Largement autodidacte, d’une curiosité insatiable, cette musicienne reconnue fait une entrée remarquée en littérature en publiant en 1779 son Théâtre d’éducation. Cette même année, elle quitte le Palais-Royal pour se retirer dans le clos de Bellechasse2  où elle a proposé au duc et à la duchesse de Chartres de se dédier à l’éducation de leurs filles selon des modalités inédites dans les familles princières. Elle gagne un lieu à elle ainsi que la possibilité de se vouer à l’étude comme à la pratique des sciences et des arts. Ses propres filles et certains de ses neveux logent aussi à Bellechasse de même que deux orphelines britanniques, Paméla3  et Hermine, recueillies pour compléter le nombre des élèves et favoriser la pratique de la langue anglaise.

Fig 1
‘Mme de Genlis donnant une leçon de harpe à Mlle d’Orléans en présence de Paméla d’après Giroust’, Bibliothèque nationale de France, département de musique, VM PHOT MIRI-15 (40), Gallica, 1945-1985.
  • 2. Composé d’un couvent auquel furent ajoutés de nouveaux bâtiments, l’ensemble était situé rue Saint-Dominique, à Paris. Le duc de Chartres destina aussi le château de Saint-Leu à l’éducation de ses enfants.
  • 3. Renommée Paméla en hommage à Richardson, Nancy Sims, était selon les rumeurs la fille illégitime de Genlis et du duc de Chartres. Par son mariage, elle devint lady Edward Fitzgerald.

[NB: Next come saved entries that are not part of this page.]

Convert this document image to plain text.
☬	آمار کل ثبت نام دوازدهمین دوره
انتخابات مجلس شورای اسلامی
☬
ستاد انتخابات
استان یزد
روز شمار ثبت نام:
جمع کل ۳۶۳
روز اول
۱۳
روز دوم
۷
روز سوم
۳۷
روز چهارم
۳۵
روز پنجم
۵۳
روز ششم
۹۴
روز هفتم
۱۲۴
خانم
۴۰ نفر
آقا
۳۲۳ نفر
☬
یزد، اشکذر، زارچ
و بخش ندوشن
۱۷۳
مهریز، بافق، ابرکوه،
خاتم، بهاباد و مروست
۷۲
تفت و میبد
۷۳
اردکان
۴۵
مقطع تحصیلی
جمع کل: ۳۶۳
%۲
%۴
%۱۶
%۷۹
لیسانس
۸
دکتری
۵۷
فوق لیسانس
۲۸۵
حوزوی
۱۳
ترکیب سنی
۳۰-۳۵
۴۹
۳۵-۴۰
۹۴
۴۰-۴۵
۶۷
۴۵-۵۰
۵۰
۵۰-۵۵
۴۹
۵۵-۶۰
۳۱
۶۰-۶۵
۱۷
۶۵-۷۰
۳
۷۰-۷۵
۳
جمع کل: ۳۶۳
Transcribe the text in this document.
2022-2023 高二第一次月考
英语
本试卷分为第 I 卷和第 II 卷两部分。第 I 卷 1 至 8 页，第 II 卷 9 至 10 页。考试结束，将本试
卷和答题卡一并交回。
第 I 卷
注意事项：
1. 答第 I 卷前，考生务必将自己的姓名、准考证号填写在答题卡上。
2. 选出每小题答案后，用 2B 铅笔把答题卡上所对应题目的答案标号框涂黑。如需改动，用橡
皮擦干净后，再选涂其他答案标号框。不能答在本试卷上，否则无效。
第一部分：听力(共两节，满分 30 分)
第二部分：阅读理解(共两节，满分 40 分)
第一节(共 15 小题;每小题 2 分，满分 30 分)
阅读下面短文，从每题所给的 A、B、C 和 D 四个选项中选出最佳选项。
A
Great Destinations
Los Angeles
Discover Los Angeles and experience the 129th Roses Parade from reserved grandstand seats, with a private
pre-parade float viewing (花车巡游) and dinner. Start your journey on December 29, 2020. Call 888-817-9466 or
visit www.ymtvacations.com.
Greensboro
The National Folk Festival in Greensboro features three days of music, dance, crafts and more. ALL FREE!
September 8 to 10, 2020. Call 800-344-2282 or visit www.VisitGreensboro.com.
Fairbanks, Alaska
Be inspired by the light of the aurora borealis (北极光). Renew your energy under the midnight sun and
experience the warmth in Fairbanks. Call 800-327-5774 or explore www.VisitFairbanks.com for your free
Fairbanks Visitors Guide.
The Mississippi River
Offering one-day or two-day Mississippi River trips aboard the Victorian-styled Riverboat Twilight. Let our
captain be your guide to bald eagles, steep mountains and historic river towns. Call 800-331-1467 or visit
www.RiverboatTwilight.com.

En 1782, Genlis devient en outre ‘gouverneur’ des trois fils du duc de Chartres (parmi lesquels le futur roi Louis-Philippe), responsabilité éducative généralement dévolue à un militaire qui lui vaut nombre de sarcasmes. Elle conçoit pour son groupe d’élèves un programme d’instruction exigeant, alliant théorie et pratique, éducation physique et artistique, visites et voyages, dans lequel morale et religion occupent une place importante. Simplicité de mœurs et discipline sont aussi de mise.4  

Fig. 2
Henri-Félix Philippoteaux, ‘Philipe Egalité, sa femme et leurs enfants, et leur gouvernante’, Musée Carnavalet, G.42805, 1884.
  • 4. Louis-Philippe, Mémoires. 1773-1793 (Paris : Plon, 1976), t.1, p. 3-30.

En aristocrate éclairée, Genlis se montre favorable aux premières mesures révolutionnaires. Son mari, le marquis de Sillery, est élu député. Le duc d’Orléans fréquente alors de futurs Girondins comme Pétion, Barère ou Brissot, qui sont reçus le dimanche à Bellechasse. Enthousiasmée par la prise de la Bastille, Genlis conduit ses élèves au spectacle de sa démolition5  et affiche son soutien à la disparition du régime absolutiste, comme en témoigne la voyageuse anglaise Helen Maria Williams à qui elle sert d’introductrice6  à son arrivée en France (Letters from France, 1790). Ainsi se rend-elle avec le jeune duc de Chartres aux séances versaillaises de l’Assemblée Nationale (Louis-Philippe, Mémoires, 85).

Fig 3
‘Portrait de Louis-Philippe d’Orléans, duc de Chartres, futur roi Louis-Philippe Ier à l’âge de seize ans en costume du 14e Dragons (Dragons de Chartres)’, Musée Condé, OA1393, 1787.
  • 5. Mme de Genlis, Mémoires (Paris : Ladvocat, 1825), t.3, p. 262.
  • 6. Elle la reçoit à Saint-Leu, lui donne accès aux collections de peinture du Palais-Royal et la fait inviter au château du Raincy alors propriété des Orléans.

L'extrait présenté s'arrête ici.